Não vale a pena perder muito tempo a rebater a quantidade de preconceitos políticos que Rui Tavares pretende fazer passar por historiografia deste parágrafo porque Nuno Palma, a propósito de uma entrevista de Fernando Rosas a que o Público deu destaque recentemente por razões que a razão desconhece, já explicou bem aqui como a ideia do peso económico das colónias na economia do regime é uma ideia sem qualquer base nos números que se conhecem.
Como diz Nuno Palma, as afirmações feitas por Rui Tavares poderão ser fundamentalmente verdadeiras em relação ao ouro do Brasil, mas são essencialmente falsas durante o resto do período colonial, seja antes, seja depois dessa época, incluindo durante o salazarismo.
Ao contrário do que pretende Rui Tavares (e grande parte da vulgata historiográfica que é usada politicamente e a que o jornalismo dá uma cobertura incompreensível), o Estado Novo investiu fortemente na educação - essencialmente na educação básica, é certo, mas no fim do regime, mesmo ainda com Salazar, e sobretudo depois, o alargamento do secundário e do ensino superior era uma realidade que se movia lentamente, por exemplo, a meio dos anos sessenta são fundadas universidades em Angola e Moçambique -, o pib per capita aumentou substancialmente a partir dos anos cinquenta, a dieta do país começou a mudar das leguminosas secas (feijão, grão, fava) para alimentos mais ricos, como leite, ovos e carne e a convergência com os países desenvolvidos nunca foi tão grande, nos últimos duzentos anos, como entre meados dos anos 50 e 1973.
E isso não se deveu à exploração das colónias, tanto mais que a guerra colonial absorvia cada vez mais recursos do Estado.
Historiadores de esquerda e direita, como Jaime Reis, Luciano do Amaral, Pedro Lains ou Nuno Palma, escrevem coisas mais ou menos semelhantes sobre história contemporânea.
Rosas, Tavares e afins, escrevem coisas diferentes, mas convém não esquecer que a sua proeminência no espaço público não tem nenhuma relação com a qualidade académica do que produzem, mas sim com a sua actividade política a que se aplica bem a irritação de Caetano Veloso perante a enorme vaia de que estava a ser alvo: "Vocês vão sempre matar amanhã o velhote inimigo que morreu ontem".
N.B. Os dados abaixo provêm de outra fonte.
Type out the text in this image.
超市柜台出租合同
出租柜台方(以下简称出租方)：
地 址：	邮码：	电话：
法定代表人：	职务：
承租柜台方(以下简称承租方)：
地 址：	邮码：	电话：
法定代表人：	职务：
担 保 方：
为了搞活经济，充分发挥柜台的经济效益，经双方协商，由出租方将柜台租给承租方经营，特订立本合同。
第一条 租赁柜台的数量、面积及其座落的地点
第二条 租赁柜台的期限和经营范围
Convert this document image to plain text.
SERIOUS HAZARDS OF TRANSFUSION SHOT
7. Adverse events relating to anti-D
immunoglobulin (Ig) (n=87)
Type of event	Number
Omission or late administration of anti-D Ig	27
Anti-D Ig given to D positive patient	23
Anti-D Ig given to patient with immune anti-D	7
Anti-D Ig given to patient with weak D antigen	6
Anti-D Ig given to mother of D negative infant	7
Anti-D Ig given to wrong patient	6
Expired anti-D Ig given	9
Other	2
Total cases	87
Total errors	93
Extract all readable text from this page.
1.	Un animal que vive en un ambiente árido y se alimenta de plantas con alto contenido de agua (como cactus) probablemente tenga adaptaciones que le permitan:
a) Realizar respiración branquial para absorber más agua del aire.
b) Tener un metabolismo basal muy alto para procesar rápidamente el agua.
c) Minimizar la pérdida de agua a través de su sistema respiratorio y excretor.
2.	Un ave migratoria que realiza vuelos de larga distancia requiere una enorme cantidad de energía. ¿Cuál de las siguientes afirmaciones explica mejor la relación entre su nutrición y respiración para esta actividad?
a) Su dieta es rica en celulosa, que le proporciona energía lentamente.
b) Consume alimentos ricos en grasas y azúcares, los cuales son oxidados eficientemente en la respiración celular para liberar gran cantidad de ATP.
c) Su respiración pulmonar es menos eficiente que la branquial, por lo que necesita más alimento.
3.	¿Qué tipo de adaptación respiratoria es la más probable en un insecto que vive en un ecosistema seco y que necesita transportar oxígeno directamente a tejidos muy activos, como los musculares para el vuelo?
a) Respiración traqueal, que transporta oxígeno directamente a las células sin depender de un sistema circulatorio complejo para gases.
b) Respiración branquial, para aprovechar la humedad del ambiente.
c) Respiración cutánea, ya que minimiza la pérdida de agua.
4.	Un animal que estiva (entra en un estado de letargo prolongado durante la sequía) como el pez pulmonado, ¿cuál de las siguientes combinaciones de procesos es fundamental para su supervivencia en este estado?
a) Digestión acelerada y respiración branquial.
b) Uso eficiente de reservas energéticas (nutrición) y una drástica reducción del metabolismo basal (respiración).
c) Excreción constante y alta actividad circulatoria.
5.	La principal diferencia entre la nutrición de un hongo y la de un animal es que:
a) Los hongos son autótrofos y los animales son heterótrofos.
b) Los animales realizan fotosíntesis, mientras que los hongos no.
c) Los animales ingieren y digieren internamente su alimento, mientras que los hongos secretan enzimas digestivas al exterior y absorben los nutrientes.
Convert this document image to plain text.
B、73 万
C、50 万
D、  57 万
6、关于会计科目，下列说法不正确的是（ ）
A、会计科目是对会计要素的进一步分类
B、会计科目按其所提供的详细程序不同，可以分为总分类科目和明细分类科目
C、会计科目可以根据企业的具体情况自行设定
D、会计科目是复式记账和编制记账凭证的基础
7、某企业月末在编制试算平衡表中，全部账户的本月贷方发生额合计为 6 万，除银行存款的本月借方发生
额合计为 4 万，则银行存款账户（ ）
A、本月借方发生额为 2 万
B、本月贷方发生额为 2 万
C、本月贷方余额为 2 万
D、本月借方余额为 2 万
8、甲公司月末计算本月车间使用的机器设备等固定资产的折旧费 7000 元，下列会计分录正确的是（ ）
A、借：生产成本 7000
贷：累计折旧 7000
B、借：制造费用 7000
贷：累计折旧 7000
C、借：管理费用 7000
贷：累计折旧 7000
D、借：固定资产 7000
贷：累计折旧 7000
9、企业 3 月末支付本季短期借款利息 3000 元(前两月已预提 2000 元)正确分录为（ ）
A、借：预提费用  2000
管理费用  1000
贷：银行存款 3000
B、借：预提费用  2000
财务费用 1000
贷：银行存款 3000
O facto da imprensa dar permanentemente cobertura a este tipo de políticos comentadores, como se a sua produção intelectual justificasse a atenção que lhe dedicam, é um fortíssimo sinal de como temos instituições fraquíssimas, esse sim, um problema sério para o país, o que ajuda a explicar como ainda hoje um homem que reduz a população escolar em 90% seja apresentado nos livros escolares como um grande renovador da educação no país.